§2. La construction de la dépendance et de l’« altruisme féminin »

Plongeons-nous quelques instants dans le contexte de la fin du XVIIIe siècle. On assiste aux premiers pas de la philosophie utilitariste : bien-être et bonheur fondent l’horizon ultime à atteindre, mais à condition qu’ils soient utiles à la société. Ce souci du « bonheur pour le plus grand nombre » va de pair avec l’affirmation de l’autonomie du sujet et de sa liberté, ainsi qu’avec la volonté ferme d’abolir tout lien de dépendance personnelle.Cependant, une question revient de manière lancinante, même si elle n’est pas formulée aussi abruptement : que faire des femmes, quelle place leur revient ? Concernant l’utilité sociale, la réponse est vite tranchée, celle-ci est d’emblée profondément sexuée : aux hommes revient la production, il faut « travailler » pour être utile, le travail devenant synonyme d’emploi rémunéré.
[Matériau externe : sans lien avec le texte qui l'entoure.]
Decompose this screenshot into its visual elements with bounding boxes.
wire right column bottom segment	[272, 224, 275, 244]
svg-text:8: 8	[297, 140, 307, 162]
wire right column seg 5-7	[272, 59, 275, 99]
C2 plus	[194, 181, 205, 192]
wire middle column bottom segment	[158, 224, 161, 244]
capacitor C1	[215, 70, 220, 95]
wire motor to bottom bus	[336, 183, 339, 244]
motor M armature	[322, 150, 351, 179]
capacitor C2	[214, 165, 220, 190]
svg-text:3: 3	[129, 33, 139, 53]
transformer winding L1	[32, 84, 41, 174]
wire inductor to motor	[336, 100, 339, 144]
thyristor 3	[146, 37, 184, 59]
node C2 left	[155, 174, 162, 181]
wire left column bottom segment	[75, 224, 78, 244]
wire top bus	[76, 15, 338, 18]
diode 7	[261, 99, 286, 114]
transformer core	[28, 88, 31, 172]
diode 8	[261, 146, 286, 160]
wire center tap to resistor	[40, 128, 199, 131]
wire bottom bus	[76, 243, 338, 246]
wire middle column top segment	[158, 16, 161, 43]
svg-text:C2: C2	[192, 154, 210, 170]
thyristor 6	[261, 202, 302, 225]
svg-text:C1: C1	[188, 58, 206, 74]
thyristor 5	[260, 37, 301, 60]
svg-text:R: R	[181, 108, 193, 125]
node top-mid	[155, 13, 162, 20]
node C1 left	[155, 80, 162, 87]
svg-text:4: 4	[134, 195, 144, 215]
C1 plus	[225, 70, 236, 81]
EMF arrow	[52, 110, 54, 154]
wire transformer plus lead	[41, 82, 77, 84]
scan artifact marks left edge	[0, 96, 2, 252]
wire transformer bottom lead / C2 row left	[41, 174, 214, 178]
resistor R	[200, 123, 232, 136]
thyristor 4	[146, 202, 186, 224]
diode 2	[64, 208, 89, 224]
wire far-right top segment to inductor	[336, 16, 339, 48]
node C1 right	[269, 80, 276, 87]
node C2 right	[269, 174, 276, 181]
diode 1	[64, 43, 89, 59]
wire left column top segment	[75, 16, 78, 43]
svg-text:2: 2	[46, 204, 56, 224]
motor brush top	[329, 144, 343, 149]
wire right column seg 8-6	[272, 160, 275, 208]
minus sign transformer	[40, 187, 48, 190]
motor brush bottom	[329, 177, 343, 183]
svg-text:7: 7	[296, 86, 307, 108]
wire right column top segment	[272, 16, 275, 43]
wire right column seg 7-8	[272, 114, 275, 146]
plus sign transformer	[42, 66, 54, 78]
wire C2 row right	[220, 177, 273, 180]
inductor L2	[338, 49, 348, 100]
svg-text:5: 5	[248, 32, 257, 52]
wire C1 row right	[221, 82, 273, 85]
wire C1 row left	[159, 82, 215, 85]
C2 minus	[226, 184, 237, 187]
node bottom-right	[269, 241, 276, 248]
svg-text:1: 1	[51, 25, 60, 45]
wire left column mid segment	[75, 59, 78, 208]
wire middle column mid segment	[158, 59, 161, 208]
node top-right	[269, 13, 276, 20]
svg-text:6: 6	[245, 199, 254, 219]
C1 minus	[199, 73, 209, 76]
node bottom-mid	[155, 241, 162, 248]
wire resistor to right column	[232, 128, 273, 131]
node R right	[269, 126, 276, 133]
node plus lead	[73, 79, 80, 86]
Aux femmes revient la procréation, cela va de soi, mais plus encore, un rôle de préservation des « valeurs ». L’idéal d’autonomie est donc foncièrement masculin (A). La dépendance féminine se justifie au nom des fonctions de procréation et de contribution au capital humain ouvrier (B) et du rôle de gardienne des moeurs (C). Simultanément, au nom de leur dépendance matérielle, les femmes sont évincées de l’accès aux droits civils et politiques. Se met alors en place un cercle vicieux difficile à enrayer. Légitimés aussi bien par le sens commun que par les discours scientifiques, notamment ceux des économistes, dépendance et devoir social féminin finiront par être institutionnalisés en termes de droits sociaux (D).